Under open borders, over six billion people would be free to move to the United States.  The population could increase by more than a factor of twenty.  And under real open borders, there’s no mandatory waiting period.  If everyone wants to move the day the borders open, they’re free to do so.

This seems like a crazy policy.  Imagine the chaos of six billion people migrating in unison!  Yet strangely, analogous policies are already on the books, and the system works so well few complain about it.

Consider: Under current U.S. law, over three hundred million people are free to move to my home town of Oakton, Virginia.  Population: About 34,000.  Thus, the population of Oakton could legally increase by a factor of almost 9000.  Under the status quo, moreover, there is no waiting period.  If everyone in the United States decides to move to Oakton today, they’re free to do so.

How come no one’s worried about the swamping of Oakton?  Part of the reason, of course, is that there’s no pent-up demand to live in Oakton.  The deeper reason, though, is that housing markets would peacefully regulate migration even if the whole country suddenly decided Oakton was an earthly paradise. 

If demand for living in Oakton suddenly spiked, the market provides a short-run and a long-run solution.  In the short-run, a demand spike leads to higher rents and housing prices, discouraging relocation without depriving anyone of the right to relocate.  In the long-run, these higher real estate prices provide an incentive for construction firms to build more housing.  As a result, housing prices would gradually decline from their temporary high – and the population of newly-popular Oakton would gradually swell. 

Over the course of a decade or two, market forces could easily transform Oakton into a metropolis a hundred times its current size.  There’s plenty of room to do so: Oakton has over 25% of the land area of Manhattan.  Is such a population growth realistic at the national level?  Yes.  If the continental U.S. had the population density of suburban Oakton, its total population would be about ten billion – more than the current population of the planet. 

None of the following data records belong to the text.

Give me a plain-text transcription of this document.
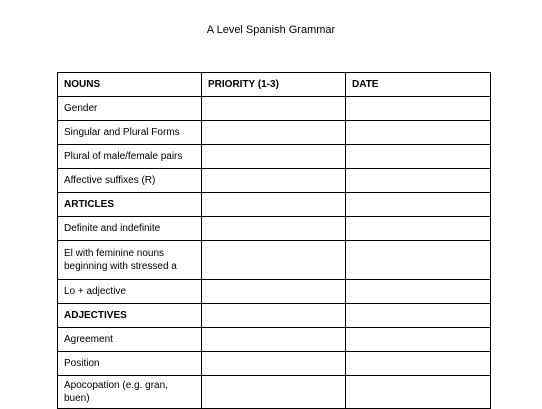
A Level Spanish Grammar
NOUNS	PRIORITY (1-3)	DATE
Gender		
Singular and Plural Forms		
Plural of male/female pairs		
Affective suffixes (R)		
ARTICLES		
Definite and indefinite		
El with feminine nouns beginning with stressed a		
Lo + adjective		
ADJECTIVES		
Agreement		
Position		
Apocopation (e.g. gran, buen)		
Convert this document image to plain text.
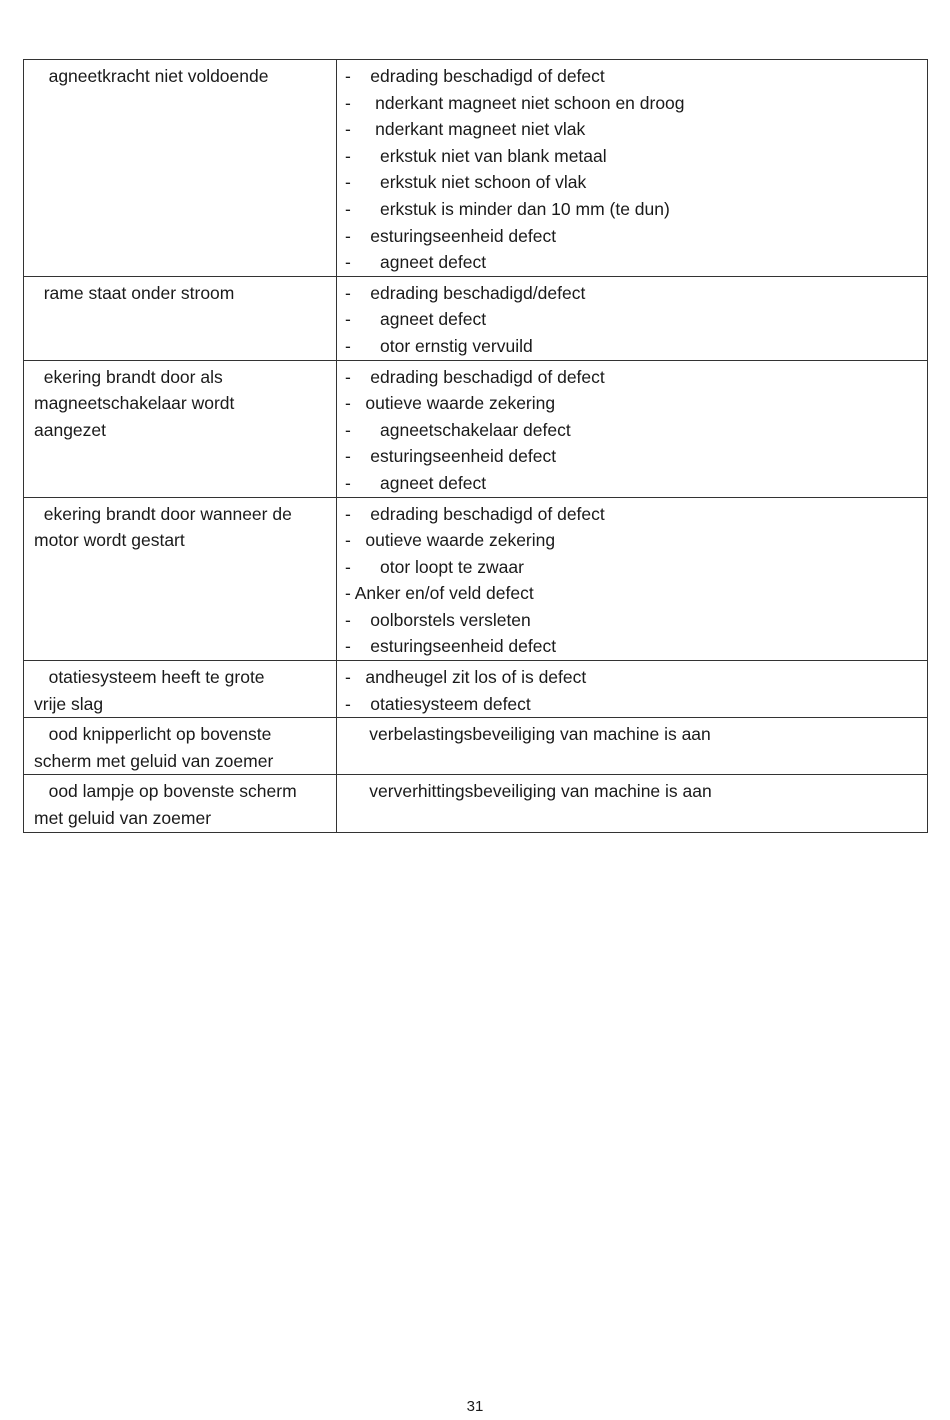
agneetkracht niet voldoende	-    edrading beschadigd of defect
-     nderkant magneet niet schoon en droog
-     nderkant magneet niet vlak
-      erkstuk niet van blank metaal
-      erkstuk niet schoon of vlak
-      erkstuk is minder dan 10 mm (te dun)
-    esturingseenheid defect
-      agneet defect
rame staat onder stroom	-    edrading beschadigd/defect
-      agneet defect
-      otor ernstig vervuild
ekering brandt door als
magneetschakelaar wordt
aangezet
-    edrading beschadigd of defect
-   outieve waarde zekering
-      agneetschakelaar defect
-    esturingseenheid defect
-      agneet defect
ekering brandt door wanneer de
motor wordt gestart
-    edrading beschadigd of defect
-   outieve waarde zekering
-      otor loopt te zwaar
- Anker en/of veld defect
-    oolborstels versleten
-    esturingseenheid defect
otatiesysteem heeft te grote
vrije slag
-   andheugel zit los of is defect
-    otatiesysteem defect
ood knipperlicht op bovenste
scherm met geluid van zoemer
verbelastingsbeveiliging van machine is aan
ood lampje op bovenste scherm
met geluid van zoemer
ververhittingsbeveiliging van machine is aan
31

True, as I’ve explained before, most people on earth don’t want to immigrate anytime soon.  Due to diaspora dynamics, immigration from a country starts out low, then gradually snowballs.  It took about a century of open borders with Puerto Rico before half its people moved here.  My point, though, is that housing markets provide the necessary incentives for massive yet orderly migration.  These markets already quietly guide internal migration.  They are quite able to do the same for external migration.  Let them come, and we will build it – for the market price.